With a trackable link, you'll know exactly when the client opened the estimate. If they opened it but haven't responded in 48 hours, that's your follow-up window.

Follow-up text:

"Hey [Name], did you get a chance to look at the estimate? Happy to answer any questions about the materials or the schedule."

That's it. One question, concrete, expects a reply.

If they opened it multiple times in the same day, that's a strong signal they're actively deciding. In that moment, a phone call can close the job in five minutes.

Getting the Client to Sign from Their Phone

Paper signature has friction. The client has to print, physically sign, scan, and send it back to you. Each step is an opportunity to put it off until tomorrow.

With an estimate sent as a link, the client can sign with their finger right on their phone screen the moment they decide to move forward. No extra steps, no leaving where they are.

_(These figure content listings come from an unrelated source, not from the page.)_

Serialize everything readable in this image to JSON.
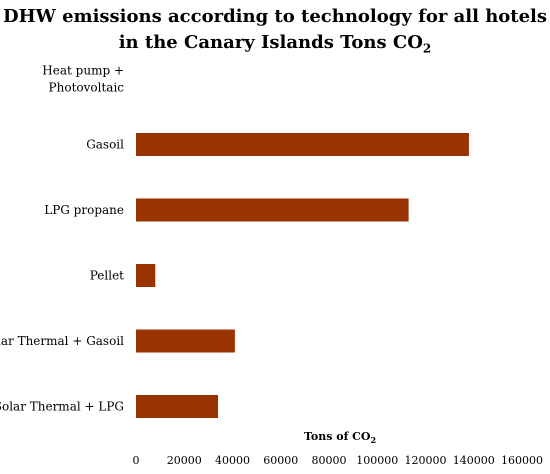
{
  "chart_data": {
    "type": "bar",
    "orientation": "horizontal",
    "title_line1": "DHW emissions according to technology for all hotels",
    "title_line2_prefix": "in the Canary Islands Tons CO",
    "title_line2_sub": "2",
    "xlabel_prefix": "Tons of CO",
    "xlabel_sub": "2",
    "ylabel": "",
    "categories": [
      [
        "Heat pump +",
        "Photovoltaic"
      ],
      [
        "Gasoil"
      ],
      [
        "LPG propane"
      ],
      [
        "Pellet"
      ],
      [
        "Solar Thermal + Gasoil"
      ],
      [
        "Solar Thermal + LPG"
      ]
    ],
    "values": [
      0,
      138000,
      113000,
      8000,
      41000,
      34000
    ],
    "xlim": [
      0,
      160000
    ],
    "xticks": [
      0,
      20000,
      40000,
      60000,
      80000,
      100000,
      120000,
      140000,
      160000
    ],
    "grid": false,
    "bar_color": "#993300"
  }
}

When the client signs from the link:

  • You get an instant notification.
  • The document is recorded with date, time, and signatory information.
  • The estimate status updates to "Accepted."
  • You can immediately generate the deposit invoice from the same project.

The Full Flow: From Text to Work Started

Do the site visit and take notes on the scope.

Build the estimate in Presupix with line items, pricing, and payment terms.

Generate the estimate link from Presupix.

Send the link via text with the three-sentence message.

The system notifies you when the client opens the link.

Follow up at 48 hours if no response.

Client signs from the link.

Issue the deposit invoice.

Client pays the deposit.

Work begins.

The entire process from sending the estimate to having a signed agreement can happen in under 24 hours — no paper, no waiting, no "I'll sign it when I find a printer."

What If the Client Prefers Paper

Not every client is comfortable with digital signatures. If they want paper, that's fine — print the PDF, sign in person, keep a copy. But in practice, once you explain that they can sign with their finger in ten seconds without going anywhere, most people prefer that option.

A good way to present it: "You can sign it right from the link if that's easier, or I can bring it by and we can do it in person — whatever works for you."

You give them options. They pick the easier one.

Why This Matters More Than It Seems

Speed to close matters. Between the moment a client decides they want to move forward and the moment they actually sign, there's a window during which they can change their mind, receive a competing estimate, or simply let momentum die.

Shrinking that window — removing the print/scan/return step — is a real competitive advantage in a market where most contractors still rely on PDF attachments and paper signatures.

Texting your estimate isn't unprofessional — it's practical. What matters isn't the channel, it's that the document is clear, the acceptance process is frictionless, and the client can say yes from where they are, when they decide.